Of course if you really wanted to you could make a view that does the UNION of the eight tables this if you found yourself needing it but this seems a little over-engineered, since you've got a solution that works (unless there are some requirements that I'm missing).

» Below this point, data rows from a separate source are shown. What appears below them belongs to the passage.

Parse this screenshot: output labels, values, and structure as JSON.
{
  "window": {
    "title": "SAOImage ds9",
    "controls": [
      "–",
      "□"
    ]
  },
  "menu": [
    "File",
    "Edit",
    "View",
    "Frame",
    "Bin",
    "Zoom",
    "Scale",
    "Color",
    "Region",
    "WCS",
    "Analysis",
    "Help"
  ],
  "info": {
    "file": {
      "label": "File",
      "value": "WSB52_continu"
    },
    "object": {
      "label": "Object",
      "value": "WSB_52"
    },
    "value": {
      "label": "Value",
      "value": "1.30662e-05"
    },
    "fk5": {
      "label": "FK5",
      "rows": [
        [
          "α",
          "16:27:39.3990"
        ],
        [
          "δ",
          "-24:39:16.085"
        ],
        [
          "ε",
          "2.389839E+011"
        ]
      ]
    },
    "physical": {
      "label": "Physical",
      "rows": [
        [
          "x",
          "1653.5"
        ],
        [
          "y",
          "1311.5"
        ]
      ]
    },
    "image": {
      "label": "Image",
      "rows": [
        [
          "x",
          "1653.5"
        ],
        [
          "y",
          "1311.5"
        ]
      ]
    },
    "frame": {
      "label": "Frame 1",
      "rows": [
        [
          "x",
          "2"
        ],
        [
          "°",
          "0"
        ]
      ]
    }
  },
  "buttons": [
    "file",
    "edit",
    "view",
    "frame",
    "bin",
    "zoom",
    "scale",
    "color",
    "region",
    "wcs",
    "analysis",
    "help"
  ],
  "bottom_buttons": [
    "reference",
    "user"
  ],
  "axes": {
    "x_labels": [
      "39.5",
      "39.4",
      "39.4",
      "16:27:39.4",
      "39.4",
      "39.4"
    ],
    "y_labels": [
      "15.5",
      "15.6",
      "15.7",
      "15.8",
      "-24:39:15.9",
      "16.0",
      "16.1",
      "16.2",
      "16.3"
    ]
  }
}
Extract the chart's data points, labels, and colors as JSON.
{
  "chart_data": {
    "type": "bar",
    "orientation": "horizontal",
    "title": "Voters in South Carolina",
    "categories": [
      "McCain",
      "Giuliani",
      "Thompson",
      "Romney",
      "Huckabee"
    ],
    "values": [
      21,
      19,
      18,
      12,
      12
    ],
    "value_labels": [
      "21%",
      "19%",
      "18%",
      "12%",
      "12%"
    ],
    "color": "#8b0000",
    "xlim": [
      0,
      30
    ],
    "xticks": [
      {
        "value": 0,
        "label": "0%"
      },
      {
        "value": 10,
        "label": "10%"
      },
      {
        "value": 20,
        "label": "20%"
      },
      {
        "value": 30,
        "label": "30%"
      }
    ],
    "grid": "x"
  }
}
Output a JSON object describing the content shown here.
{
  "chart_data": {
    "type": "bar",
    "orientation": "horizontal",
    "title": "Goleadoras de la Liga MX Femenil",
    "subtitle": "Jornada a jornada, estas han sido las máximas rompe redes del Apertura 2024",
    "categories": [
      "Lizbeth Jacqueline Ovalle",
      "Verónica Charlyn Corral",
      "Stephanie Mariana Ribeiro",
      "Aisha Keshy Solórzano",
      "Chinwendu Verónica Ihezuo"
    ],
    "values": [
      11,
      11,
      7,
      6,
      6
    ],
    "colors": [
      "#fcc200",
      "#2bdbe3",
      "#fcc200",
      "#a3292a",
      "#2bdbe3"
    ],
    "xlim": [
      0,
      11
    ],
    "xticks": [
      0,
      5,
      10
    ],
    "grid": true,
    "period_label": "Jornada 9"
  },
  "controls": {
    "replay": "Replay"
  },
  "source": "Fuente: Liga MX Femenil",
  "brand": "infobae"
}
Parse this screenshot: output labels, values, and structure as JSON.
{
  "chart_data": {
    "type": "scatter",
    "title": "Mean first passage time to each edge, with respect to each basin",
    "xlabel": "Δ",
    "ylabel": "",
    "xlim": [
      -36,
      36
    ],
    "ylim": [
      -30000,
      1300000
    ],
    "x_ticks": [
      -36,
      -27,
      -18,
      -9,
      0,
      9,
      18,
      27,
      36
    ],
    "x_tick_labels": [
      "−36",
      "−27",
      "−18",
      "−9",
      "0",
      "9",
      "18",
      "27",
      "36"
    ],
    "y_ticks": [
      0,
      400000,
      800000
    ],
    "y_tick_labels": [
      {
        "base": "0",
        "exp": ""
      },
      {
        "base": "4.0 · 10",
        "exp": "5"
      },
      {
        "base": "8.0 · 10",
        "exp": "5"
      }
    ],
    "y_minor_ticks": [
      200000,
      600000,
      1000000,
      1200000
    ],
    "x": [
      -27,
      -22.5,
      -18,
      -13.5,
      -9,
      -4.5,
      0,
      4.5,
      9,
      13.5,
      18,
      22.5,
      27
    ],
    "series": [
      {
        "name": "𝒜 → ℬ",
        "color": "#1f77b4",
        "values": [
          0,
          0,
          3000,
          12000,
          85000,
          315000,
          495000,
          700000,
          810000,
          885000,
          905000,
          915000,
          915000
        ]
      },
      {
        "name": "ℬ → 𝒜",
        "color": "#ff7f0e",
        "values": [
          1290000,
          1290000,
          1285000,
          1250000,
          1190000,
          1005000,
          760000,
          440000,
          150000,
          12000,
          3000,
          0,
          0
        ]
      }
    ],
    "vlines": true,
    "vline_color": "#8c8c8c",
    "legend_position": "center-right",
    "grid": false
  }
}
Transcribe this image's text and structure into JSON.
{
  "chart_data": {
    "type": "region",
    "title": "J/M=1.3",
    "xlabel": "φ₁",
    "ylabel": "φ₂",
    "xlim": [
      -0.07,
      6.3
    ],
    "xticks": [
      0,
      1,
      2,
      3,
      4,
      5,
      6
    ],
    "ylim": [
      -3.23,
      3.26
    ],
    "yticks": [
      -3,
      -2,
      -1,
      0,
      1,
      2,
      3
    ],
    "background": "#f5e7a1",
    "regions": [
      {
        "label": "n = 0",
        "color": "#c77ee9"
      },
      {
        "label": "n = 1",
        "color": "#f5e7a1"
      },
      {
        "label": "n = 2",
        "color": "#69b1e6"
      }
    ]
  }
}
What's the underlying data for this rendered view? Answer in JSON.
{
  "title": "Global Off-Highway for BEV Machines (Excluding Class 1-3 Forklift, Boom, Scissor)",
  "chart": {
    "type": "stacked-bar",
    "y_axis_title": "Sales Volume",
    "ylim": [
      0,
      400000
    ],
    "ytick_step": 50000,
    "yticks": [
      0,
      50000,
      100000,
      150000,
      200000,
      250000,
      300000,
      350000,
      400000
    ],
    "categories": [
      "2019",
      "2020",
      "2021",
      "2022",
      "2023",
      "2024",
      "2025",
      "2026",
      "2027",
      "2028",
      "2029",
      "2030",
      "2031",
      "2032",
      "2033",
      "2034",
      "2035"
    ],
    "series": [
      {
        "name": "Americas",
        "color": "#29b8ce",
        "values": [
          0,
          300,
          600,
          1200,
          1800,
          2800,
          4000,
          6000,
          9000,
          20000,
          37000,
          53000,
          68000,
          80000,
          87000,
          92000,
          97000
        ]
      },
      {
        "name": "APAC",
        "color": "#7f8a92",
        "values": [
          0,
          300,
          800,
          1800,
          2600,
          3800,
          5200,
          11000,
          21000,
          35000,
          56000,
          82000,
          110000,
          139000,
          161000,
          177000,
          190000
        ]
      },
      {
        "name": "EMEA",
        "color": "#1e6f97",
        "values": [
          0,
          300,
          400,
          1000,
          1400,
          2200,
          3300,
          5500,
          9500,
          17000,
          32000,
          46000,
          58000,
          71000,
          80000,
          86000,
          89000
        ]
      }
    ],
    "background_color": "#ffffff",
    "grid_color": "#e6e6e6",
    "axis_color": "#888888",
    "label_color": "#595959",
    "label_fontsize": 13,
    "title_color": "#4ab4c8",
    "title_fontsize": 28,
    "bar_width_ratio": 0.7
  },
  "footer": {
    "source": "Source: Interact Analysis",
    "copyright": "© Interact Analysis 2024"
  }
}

The below query should give you different counts for randomized groups from a single table but I guess that is not what you want but maybe it helps-

SELECT randomizationGroup, COUNT(case
     when randomizedGroup='C' then 1 end)
     AS countforC, Count(case when
     randomizedGroup='T' then 1 end) AS
     countforT from Table1 group by
     randomizationGroup

A good old JOIN should to the trick.

SELECT
  randomizationGroup = g.Grp,
  Table1 = t1.Cnt,
  Table2 = t2.Cnt,
  Table3 = t3.Cnt,
  Table4 = t4.Cnt,
  Table5 = t5.Cnt,
  Table6 = t6.Cnt,
  Table7 = t7.Cnt,
  Table8 = t8.Cnt
FROM (SELECT 'C' AS Grp UNION ALL SELECT 'T') g
  INNER JOIN (
    SELECT randomizationGroup, Cnt = COUNT(*)
    FROM Table1
    GROUP BY randomizationGroup) t1 ON g.Grp = t1.randomizationGroup
  INNER JOIN (
    SELECT randomizationGroup, Cnt = COUNT(*)
    FROM Table2
    GROUP BY randomizationGroup) t2 ON g.Grp = t2.randomizationGroup
  INNER JOIN (
    SELECT randomizationGroup, Cnt = COUNT(*)
    FROM Table3
    GROUP BY randomizationGroup) t3 ON g.Grp = t3.randomizationGroup
  INNER JOIN (
    SELECT randomizationGroup, Cnt = COUNT(*)
    FROM Table4
    GROUP BY randomizationGroup) t4 ON g.Grp = t4.randomizationGroup
  INNER JOIN (
    SELECT randomizationGroup, Cnt = COUNT(*)
    FROM Table5
    GROUP BY randomizationGroup) t5 ON g.Grp = t5.randomizationGroup
  INNER JOIN (
    SELECT randomizationGroup, Cnt = COUNT(*)
    FROM Table6
    GROUP BY randomizationGroup) t6 ON g.Grp = t6.randomizationGroup
  INNER JOIN (
    SELECT randomizationGroup, Cnt = COUNT(*)
    FROM Table7
    GROUP BY randomizationGroup) t7 ON g.Grp = t7.randomizationGroup
  INNER JOIN (
    SELECT randomizationGroup, Cnt = COUNT(*)
    FROM Table8
    GROUP BY randomizationGroup) t8 ON g.Grp = t8.randomizationGroup

This solution is not as universal as, for example, yours, or the one using PIVOT, because, as you can see, the group identifiers have to be hard coded. But if that will work for you, great. It could be helped, though, by replacing the hardcoded subselect with the one retrieving distinct randomizationGroup from all the tables.